Textiles with a twist
Nano-yarns could soon revolutionise wearable technology.
It’s a rite of passage in high-school physics to twist a length of string and then let it go to demonstrate how potential energy converts to kinetic energy.
Perhaps Carter Haines of the University of Texas, Dallas, was particularly impressed by this evergreen lesson. It would happily explain the inspiration for an invention he and colleagues describe in the journal Science.
Haines’ team has created a new type of yarn from carbon nanotubes, which generates electricity when stretched or twisted. These “twistrons”, the scientists suggest, have a wide range of potential uses, including harvesting power from ocean waves, or functioning as a wearable heart monitor.
To create the basic structure, Haines and colleagues compiled nanotubes – tiny cylinders 10,000 times smaller than the width of a human hair – and twisted them together, like a strand of wool.
Before that, however, the yarns were coated with a conductive substance – an electrolyte. High tech met low: salt water was all that was needed for proof of concept.
The tighter the yarns were twisted, the closer together the electric charges embedded in them became, increasing their energy output.
“Fundamentally, these yarns are supercapacitors,” says co-author Na Li. “When you insert the carbon nanotube yarn into an electrolyte bath, the yarns are charged by the electrolyte itself. No external battery, or voltage, is needed.”

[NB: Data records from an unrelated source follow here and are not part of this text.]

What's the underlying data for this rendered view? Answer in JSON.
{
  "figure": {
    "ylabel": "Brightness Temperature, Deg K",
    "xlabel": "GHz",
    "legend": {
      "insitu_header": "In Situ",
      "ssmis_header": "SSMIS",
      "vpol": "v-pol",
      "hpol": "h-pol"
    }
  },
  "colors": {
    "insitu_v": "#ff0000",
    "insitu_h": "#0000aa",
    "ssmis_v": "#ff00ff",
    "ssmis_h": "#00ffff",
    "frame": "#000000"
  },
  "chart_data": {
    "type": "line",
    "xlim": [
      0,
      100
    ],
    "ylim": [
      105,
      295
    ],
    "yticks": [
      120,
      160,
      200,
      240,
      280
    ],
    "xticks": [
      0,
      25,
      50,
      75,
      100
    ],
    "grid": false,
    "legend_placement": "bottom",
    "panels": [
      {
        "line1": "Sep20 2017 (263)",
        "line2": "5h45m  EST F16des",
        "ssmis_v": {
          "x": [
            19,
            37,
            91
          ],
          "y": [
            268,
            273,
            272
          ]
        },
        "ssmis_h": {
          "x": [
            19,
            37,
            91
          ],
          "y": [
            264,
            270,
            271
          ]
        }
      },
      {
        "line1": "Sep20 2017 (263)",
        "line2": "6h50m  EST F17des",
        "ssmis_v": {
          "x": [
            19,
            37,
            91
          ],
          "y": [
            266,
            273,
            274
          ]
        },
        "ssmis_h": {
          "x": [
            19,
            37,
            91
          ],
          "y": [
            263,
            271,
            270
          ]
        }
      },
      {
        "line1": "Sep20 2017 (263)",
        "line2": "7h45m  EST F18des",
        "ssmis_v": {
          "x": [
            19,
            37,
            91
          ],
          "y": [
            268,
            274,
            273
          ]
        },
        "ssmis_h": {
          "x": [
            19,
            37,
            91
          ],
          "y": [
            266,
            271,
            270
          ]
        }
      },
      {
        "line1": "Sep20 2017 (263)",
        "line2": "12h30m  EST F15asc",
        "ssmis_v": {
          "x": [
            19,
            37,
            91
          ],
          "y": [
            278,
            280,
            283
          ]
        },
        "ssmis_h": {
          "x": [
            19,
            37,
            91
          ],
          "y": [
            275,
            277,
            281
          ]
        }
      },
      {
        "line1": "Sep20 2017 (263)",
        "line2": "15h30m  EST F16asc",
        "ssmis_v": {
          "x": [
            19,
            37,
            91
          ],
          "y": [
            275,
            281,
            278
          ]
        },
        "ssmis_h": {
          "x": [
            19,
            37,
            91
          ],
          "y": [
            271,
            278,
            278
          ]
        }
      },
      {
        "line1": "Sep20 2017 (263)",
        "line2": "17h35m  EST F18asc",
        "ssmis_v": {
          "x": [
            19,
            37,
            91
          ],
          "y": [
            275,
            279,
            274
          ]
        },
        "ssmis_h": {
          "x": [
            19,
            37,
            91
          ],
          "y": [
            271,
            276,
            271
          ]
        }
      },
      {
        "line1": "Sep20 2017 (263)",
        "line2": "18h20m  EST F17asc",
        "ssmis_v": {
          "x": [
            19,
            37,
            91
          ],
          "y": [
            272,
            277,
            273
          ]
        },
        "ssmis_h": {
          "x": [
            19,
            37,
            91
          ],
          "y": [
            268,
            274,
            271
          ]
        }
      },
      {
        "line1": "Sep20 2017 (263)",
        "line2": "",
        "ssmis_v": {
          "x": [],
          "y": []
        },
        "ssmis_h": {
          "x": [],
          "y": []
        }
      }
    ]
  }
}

For such a simple machine, the electrical output is impressive. The scientists calculated that stretching them 30 times a second produced about 240 watts of power per kilogram of yarn.
Haines and his colleagues have already filed a patent on twistrons, and see them as a possible solution to one of the major hurdles facing manufacturers of “smart” clothing and other wearables. “Electronic textiles are of major commercial interest,” team member Ray Baughman notes, “but how are you going to power them?”